Puisque le film procède à plusieurs niveaux, l’auteur y ajoute encore une exploration du couple sur la distance, et la mesure du temps qui passe – « c’est un film qui s’est écrit par association d’idées », relève-t-il, évoquant une maturation spontanée. Et l’histoire de s’enrichir de diverses liaisons, croisées ou pas, sues ou tues, situations adultérines envisagées dans une forme de bienveillance sertie d’ambiguïté. À l’abri de toute surdramatisation, mais avec la volonté de faire « une sorte de marivaudage un peu amoral, où l’amour serait plus fort que la jalousie. »

Olivier Assayas
Olivier Assayas© DR

Au passage, c’est encore tout un jeu de références qui opère, implicites, comme Woody Allen, ou explicites, comme Ingmar Bergman. « J’aimais bien avoir un rapport au cinéma qui ne serait pas un rapport au sens cinéphile du terme, mais que le cinéma puisse être une source d’idées, de pensée du monde. C’est-à-dire un rapport au cinéma où ce dernier serait l’une des modalités de la représentation des idées qui régissent le monde. Je m’intéresse à ce que les films disent du monde -une forme de philosophie y est à l’oeuvre, même si souvent, on ne regarde pas le cinéma de cette façon-là. » Conséquence, peut-être, d’une évolution voulant que les oeuvres à entretenir une telle ambition se fassent de plus en plus rares… « Parce que, par exemple, dans le cinéma américain, on produit désormais des films qui doivent rendre des comptes aussi bien aux codes moraux de la société chinoise qu’aux habitudes des spectateurs de jeux vidéo adolescents occidentaux. Tout le cinéma américain, à très peu d’exceptions près, est conçu, au-delà d’un certain seuil de financement, selon ces modalités-là. »
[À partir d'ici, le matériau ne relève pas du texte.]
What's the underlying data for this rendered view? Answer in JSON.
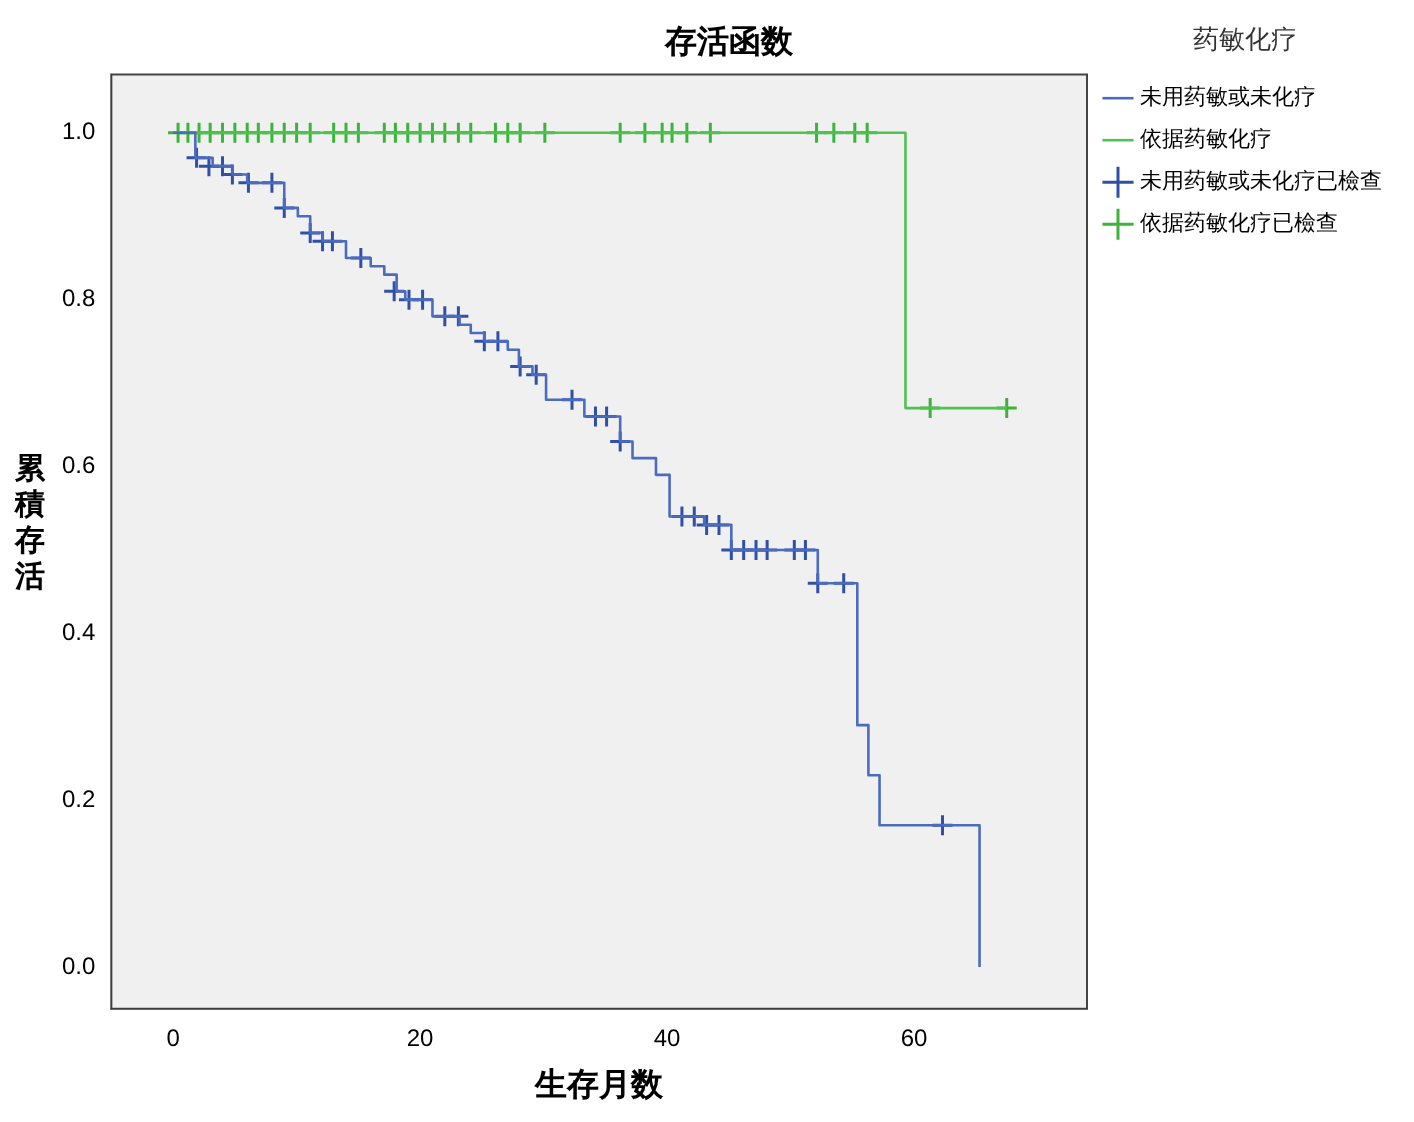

Archaïque, décidément, Olivier Assayas? « J’ai toujours considéré avoir une forme de responsabilité à rester fidèle aux valeurs et à la pensée du cinéma de mes débuts. De ce point de vue, j’ai eu le sentiment d’apprendre et de découvrir le cinéma à la meilleure école, celle des Cahiers du cinéma au début des années 80, avec Serge Daney, Serge Toubiana et quelques autres. Aujourd’hui, cette culture-là a disparu: il existe encore un journal qui s’appelle les Cahiers mais qui, intellectuellement, n’a plus rien à voir. Au fond, j’ai l’impression d’être le produit d’une période du rapport au cinéma postbazinienne, et j’essaie comme je peux de me raccrocher de façon aussi rigoureuse que possible à ces valeurs-là, qui sont celles dont je suis issu… » Écho d’une époque où l’on ne parlait pas encore de remplacer la critique par des algorithmes, suivant l’une des saillies de Doubles vies, et où il ne se trouvait personne pour affirmer, comme une protagoniste du film, que « les tweets sont les haïkus d’aujourd’hui » faisant, potentiellement, de Donald Trump le plus grand poète en activité… « Je n’ai pas dit que j’étais d’accord avec elle (rires). Mais pourquoi pas, honnêtement? On peut prendre les choses par le haut, comme le fait le personnage d’Alain, l’éditeur, quand il cite le petit poème de Mallarmé. Aucune forme n’interdit la pratique artistique. Après, on a le droit de s’en servir aussi de façon ordurière, comme le président des États-Unis. » Quand on parlait d’instantané de l’époque…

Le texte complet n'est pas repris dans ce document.